Between 2008 and 2010, at least 261 patents were filed or issued related to “climate-ready” crops—seeds supposedly able to withstand extreme conditions like droughts and floods; of these patents close to 80 percent were controlled by just six agribusiness giants, (DuPont, BASF, Monsanto, Syngenta, Bayer and Dow). This represents an exclusive monopoly and control over the world’s plant biomass.
These large agrochemical and seed corporations are developing “climate-ready crops” and have filed almost two thousand patents for genetically engineered (GE) plants with high tolerance for drought, heat, cold and salinity, As of 2010, almost 366 million acres around the world were planted with GE crops, with the most acreage in the U.S., Brazil, Argentina, India, Canada, and China. Increasingly we are seeing developing countries increasing their using GE crops.
In the US GE soybeans make up 93 percent of the US soybean crop, and GE corn is up to 70 percent of the corn crop. Most of these are used for animal feed but as there is no labeling requirement we just do not know for sure.
As much as 80 percent of US processed foods contain GE crop ingredients such as corn starch, high fructose corn syrup, canola and cottonseed oil, soy flour, etc.
Very few benefits have been found to be associated with GE crops. Some research shows that GE crops do initially reduce the use of herbicides and pesticides.
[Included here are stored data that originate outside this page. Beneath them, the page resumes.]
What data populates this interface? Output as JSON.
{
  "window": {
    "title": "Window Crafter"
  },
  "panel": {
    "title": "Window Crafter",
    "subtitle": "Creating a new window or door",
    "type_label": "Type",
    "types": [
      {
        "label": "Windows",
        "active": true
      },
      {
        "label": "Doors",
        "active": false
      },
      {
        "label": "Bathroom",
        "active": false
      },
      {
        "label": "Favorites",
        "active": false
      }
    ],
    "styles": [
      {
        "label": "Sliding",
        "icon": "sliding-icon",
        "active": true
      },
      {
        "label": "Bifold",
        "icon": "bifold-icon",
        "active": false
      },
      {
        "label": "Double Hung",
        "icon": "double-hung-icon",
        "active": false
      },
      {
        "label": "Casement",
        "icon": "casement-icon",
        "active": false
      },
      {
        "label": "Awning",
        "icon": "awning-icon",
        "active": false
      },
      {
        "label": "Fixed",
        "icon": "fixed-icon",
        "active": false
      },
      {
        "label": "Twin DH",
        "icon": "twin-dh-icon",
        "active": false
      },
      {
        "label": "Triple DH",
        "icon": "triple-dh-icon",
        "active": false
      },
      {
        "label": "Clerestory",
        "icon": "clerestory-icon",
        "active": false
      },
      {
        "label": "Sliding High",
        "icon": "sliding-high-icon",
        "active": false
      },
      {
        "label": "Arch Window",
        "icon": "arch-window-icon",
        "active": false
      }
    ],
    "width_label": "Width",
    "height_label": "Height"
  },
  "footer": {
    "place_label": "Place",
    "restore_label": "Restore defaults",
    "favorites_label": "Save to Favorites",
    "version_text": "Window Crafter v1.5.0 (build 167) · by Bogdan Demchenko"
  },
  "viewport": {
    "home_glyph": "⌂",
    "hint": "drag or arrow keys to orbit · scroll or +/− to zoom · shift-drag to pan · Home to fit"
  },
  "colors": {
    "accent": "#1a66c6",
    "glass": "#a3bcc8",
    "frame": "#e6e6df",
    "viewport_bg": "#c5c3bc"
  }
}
However, the use of GE crops have led to the growth of super-weeds which are resistant to herbicides and pesticides and therefore require more of these toxins. The notion that GE crops increase yields does not appear to be borne out by the research.
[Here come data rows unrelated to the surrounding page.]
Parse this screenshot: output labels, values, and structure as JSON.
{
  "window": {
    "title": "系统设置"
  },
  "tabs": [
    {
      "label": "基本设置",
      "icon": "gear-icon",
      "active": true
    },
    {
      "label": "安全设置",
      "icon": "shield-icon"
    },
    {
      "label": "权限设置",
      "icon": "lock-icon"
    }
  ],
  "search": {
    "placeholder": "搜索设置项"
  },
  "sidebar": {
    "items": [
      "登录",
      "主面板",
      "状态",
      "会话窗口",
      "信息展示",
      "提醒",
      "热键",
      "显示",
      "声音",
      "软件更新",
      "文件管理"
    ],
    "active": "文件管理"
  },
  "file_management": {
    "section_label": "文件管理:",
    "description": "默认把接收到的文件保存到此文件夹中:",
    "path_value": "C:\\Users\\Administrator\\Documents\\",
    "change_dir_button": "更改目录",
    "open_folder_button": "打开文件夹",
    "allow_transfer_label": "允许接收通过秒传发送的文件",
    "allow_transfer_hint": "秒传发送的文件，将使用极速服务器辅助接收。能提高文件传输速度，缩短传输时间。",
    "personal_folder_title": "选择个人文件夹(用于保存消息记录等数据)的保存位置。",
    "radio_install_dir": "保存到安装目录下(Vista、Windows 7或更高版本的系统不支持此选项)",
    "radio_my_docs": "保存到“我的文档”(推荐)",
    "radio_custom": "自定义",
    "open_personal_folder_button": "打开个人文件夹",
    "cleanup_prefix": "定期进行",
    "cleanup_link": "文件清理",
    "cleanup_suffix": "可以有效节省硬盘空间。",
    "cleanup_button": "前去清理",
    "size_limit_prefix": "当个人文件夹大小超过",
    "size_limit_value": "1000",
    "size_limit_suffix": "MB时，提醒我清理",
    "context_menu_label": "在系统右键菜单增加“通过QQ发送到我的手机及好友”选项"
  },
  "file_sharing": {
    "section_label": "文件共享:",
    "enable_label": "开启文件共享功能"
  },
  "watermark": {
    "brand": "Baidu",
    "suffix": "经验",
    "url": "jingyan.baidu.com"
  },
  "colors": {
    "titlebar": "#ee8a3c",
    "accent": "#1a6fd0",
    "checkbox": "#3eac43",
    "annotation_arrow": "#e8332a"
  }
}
There is some evidence to suggest that mammals fed with GE soybeans and maize are more prone to develop liver and kidney problems.
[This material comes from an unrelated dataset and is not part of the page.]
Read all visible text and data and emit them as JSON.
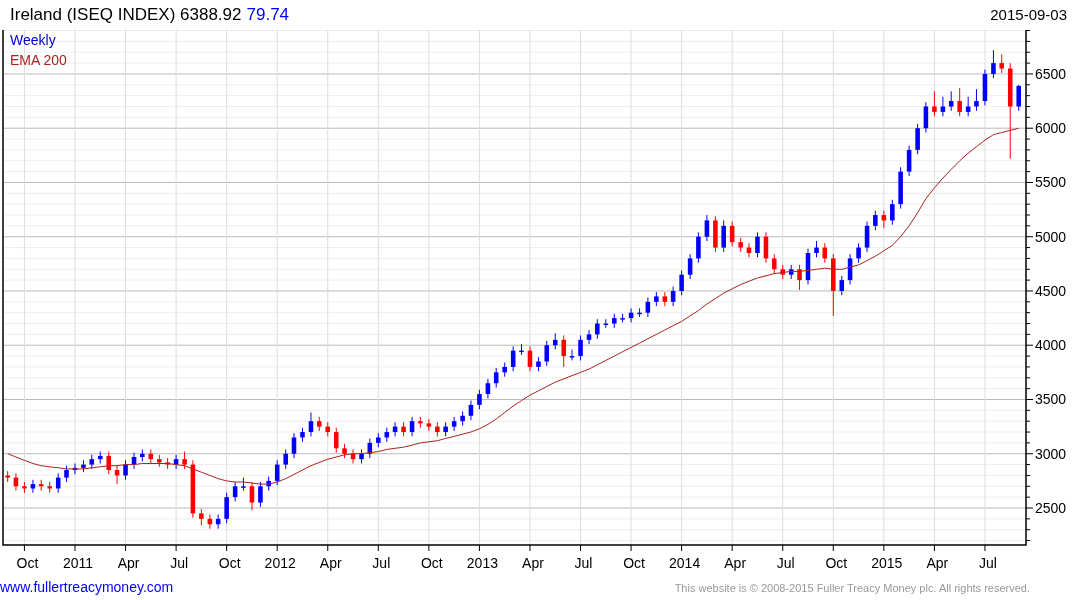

The effects of GE crops on biodiversity are also of concern. Allergens from GE crops can be transferred across crop species, and transgenes can drift from GE crops to organic and non-GE crops. This gene drift could give some plants a selective advantage, allowing them to drive out other varieties. In addition, the Bt toxin in GE crops may harm species not specifically targeted that ingest pollen or plant debris. And because the giant agrochemical and seed companies can make more money from their GE seeds, they will likely stop selling conventional seeds, eventually limiting the variety of seeds available to farmers.
The bottom line is that there is still a lot we don’t know about GE crops. The agro-giants in control of the seeds make it impossible to do the research as to gain access to GE seeds, a buyer must sign an agreement that specifically forbids research.
There are also far reaching socio-economic impacts associated with GE seeds because they are proprietary, farmers must pay royalties to use them and new seeds must be purchased every season. Failure to adhere to these stipulations can result in legal action. As of 2007, Monsanto had filed 112 lawsuits against farmers for patent infringement, including against organic and conventional farmers whose crops were inadvertently contaminated with transgene seeds that blew into their fields.
GM crops need more study, but at present we can say they offer few if any proven benefits. What is known is the fact that they jeopardize biodiversity and threaten global food sovereignty.